I'd never been to Turkey outside of Istanbul, which I was quite taken with. But I've always heard of how many other wonderful sites are to be found in the rest of the country - and unlike the rest of the Middle Eastern countries I've explored, it's huge and almost all of it seems to be filled with interesting terrain. I was happy to take a trip to someplace unlike anyplace else I'd visited before - even the most varied and epic desert landscapes are still epic desert. This strip of the Anti-Taurus mountains wasn't.
With the assistance of an old hiking guide (whose business dropped off after the second Iraq War), we mapped a circuit of beautiful trails around a historic mountain, which became the Nemrut Region of the Abraham Path, one of my favorites.

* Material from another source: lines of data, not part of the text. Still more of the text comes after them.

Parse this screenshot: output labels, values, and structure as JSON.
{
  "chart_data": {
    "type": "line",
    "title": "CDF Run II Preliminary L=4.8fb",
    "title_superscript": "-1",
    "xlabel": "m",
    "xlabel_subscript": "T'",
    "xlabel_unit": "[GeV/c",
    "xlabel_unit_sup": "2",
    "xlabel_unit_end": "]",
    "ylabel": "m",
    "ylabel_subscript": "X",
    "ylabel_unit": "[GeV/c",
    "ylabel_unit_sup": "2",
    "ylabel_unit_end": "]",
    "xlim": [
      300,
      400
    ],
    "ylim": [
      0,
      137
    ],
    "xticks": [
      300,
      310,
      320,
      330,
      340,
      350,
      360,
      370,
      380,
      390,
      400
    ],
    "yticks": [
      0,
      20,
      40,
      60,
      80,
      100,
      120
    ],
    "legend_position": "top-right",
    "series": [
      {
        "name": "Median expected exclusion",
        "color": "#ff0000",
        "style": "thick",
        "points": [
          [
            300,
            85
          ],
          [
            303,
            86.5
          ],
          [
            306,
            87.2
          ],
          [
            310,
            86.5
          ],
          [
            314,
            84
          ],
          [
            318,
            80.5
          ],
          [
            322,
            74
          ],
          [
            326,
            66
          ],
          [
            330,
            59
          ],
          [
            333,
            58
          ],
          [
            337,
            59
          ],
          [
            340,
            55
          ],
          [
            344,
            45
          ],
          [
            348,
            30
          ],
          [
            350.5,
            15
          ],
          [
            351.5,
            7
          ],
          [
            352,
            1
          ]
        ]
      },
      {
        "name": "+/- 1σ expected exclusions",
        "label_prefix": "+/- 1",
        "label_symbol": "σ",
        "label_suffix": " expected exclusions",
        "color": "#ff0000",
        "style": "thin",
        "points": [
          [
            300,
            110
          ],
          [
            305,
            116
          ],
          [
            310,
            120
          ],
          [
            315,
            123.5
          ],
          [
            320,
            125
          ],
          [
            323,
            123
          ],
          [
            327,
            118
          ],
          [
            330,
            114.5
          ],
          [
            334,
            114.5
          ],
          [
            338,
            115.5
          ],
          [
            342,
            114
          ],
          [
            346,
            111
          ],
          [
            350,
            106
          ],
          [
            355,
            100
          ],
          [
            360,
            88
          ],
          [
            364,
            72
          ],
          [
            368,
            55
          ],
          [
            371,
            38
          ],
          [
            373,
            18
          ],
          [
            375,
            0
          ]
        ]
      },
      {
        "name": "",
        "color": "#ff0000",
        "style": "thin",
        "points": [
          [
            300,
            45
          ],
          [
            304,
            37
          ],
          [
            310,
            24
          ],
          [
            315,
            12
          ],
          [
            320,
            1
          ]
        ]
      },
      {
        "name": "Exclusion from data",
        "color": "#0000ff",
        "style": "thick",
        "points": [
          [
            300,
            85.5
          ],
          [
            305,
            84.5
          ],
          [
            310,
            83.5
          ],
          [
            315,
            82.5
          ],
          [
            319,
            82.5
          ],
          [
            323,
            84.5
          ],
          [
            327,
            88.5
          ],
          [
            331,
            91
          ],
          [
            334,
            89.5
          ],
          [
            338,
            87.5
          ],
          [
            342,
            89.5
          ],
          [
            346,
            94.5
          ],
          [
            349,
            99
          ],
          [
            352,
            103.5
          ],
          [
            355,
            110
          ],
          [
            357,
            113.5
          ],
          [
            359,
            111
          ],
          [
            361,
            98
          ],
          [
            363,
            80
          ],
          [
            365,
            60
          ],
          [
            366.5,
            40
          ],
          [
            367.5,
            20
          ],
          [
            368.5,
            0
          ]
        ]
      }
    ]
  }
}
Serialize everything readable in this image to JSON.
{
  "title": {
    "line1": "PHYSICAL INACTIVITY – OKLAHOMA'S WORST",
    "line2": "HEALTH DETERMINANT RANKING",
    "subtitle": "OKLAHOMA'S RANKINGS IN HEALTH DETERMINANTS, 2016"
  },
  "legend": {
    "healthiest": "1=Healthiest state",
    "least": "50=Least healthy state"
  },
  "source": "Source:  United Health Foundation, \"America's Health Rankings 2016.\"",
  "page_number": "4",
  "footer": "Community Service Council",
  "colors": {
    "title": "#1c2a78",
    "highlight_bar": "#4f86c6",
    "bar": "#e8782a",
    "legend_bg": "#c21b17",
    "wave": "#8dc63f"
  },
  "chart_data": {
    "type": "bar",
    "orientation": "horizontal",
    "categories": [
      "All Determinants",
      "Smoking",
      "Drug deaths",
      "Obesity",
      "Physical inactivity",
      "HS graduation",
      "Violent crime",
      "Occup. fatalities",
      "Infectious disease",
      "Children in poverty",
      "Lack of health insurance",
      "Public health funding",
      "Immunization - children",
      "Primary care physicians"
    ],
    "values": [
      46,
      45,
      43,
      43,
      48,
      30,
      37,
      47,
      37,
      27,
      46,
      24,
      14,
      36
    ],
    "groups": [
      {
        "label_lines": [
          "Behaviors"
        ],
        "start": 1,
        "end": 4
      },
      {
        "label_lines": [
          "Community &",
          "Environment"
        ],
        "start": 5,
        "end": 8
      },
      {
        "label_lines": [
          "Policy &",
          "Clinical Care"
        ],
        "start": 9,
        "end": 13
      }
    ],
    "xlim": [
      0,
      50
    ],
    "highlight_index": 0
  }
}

I didn't seem to have gotten any pictures of the trek from Karadut up the the Mt. Nemrut summit, until this view from the top - looking down south at the lake formed by a dam on the Euphrates, over the old Roman roads that led up the mountain, and to the distinctive gap that led from the valley below Nemrut to the spreading Euphrates plain
Around the snowy summit...
...to one set of the Greco-Persian tomb decorations that make the mountain famous. The summit contains the final resting place of King Antiochus of the Commagene, of whose kingdom I'd never even heard. Apparently it was one of the fragments that persisted from Alexander the Great's empire, and was soon absorbed by Rome
Snow in April means it's chilly up there once the sun goes down
Heading down from the summit
Treated to views of the ranges to the north along the way
This place was great for the kind of time-worn, snaky paths - or dirt roads - I love to find
After an intensely steep descent down the mountain's slopes, we reached the lush lowlands near Arsemia, where the Commagene kings sat when they weren't ordering slaves up the mountain to carve elaborate tombs for them
At Arsemia, there isn't much in the way of castles you can visit, but this dungeon delved much deeper into the cliffs than I cared to go without a rope
Now it's time to flip back to Karadut and find the second route to Arsemia. This day proved to be my favorite, starting out along a rushing river...
And climbing up into the country hills between high mountains, through several quaint little Kurdish villages I neglected to get good photos of
Turning away from a wide dirt road, we began to follow a donkey path over the mountain - our guide told us, and the worn status of the path confirmed, that people still use it to travel between villages. From the top, we got my favorite view of Nemrut. Nearby this spot, we found hunting blinds used for partridge-trapping; later we got to see a captured partridge
Partly cloudy and mountains on mountains. What more do you want?
Soon it was time to descend from the ridge and follow a rough track down the valley seen ahead here
Lower elevation, more green - the opposite of Wadi Dana, back in Jordan
So many plentifully-stocked water sources were a sight for sore eyes. Even the non-desert portions of Israel, Palestine and Jordan aren't like this
Old mountain architecture is much more charming than the blocky houses of most of the rest of the Abraham Path
One last view of the valley of Karadut, below Nemrut...
And it's time to go
Bonus pictures from walking around Urfa, 2 hours south of Nemrut and, by local tradition, the birthplace of Abraham. They really love them some Abraham there. Everybody you meet seems to be named Ibrahim or Halil in his honor. There's a beautiful park/mosque complex around the birth cave, filled with holy carp and other attractions.
Spot the architectural origin of this mosque. The city's tourist pamphlet mentions it was once a church, but not who built it, or what happened to them. This is because what happened to the Armenians a century ago was the reason the word "genocide" was coined, and it's still a bit of a delicate topic around these parts
Dark history (and present proximity to the ISIS border) aside, Urfa was no like place I've ever seen. A mountain, home to Abraham's birth cave, stands above the city. Springs from its base fill the network of pools and canals around the mosques, all of it amid what seems more like an exotic pleasure garden than a holy site. The dozens of cafes and restaurants along the water don't help the atmosphere of sanctity either. I found myself wishing Philadelphia had a park this nice
You're free to feed the sacred carp, but it's bad luck to catch them, much less grill one up for lunch
Not sure where else you'd want to be on a summer day. Of course, this was early spring, so I had to chase the sunlight around the park to stay warm while I read.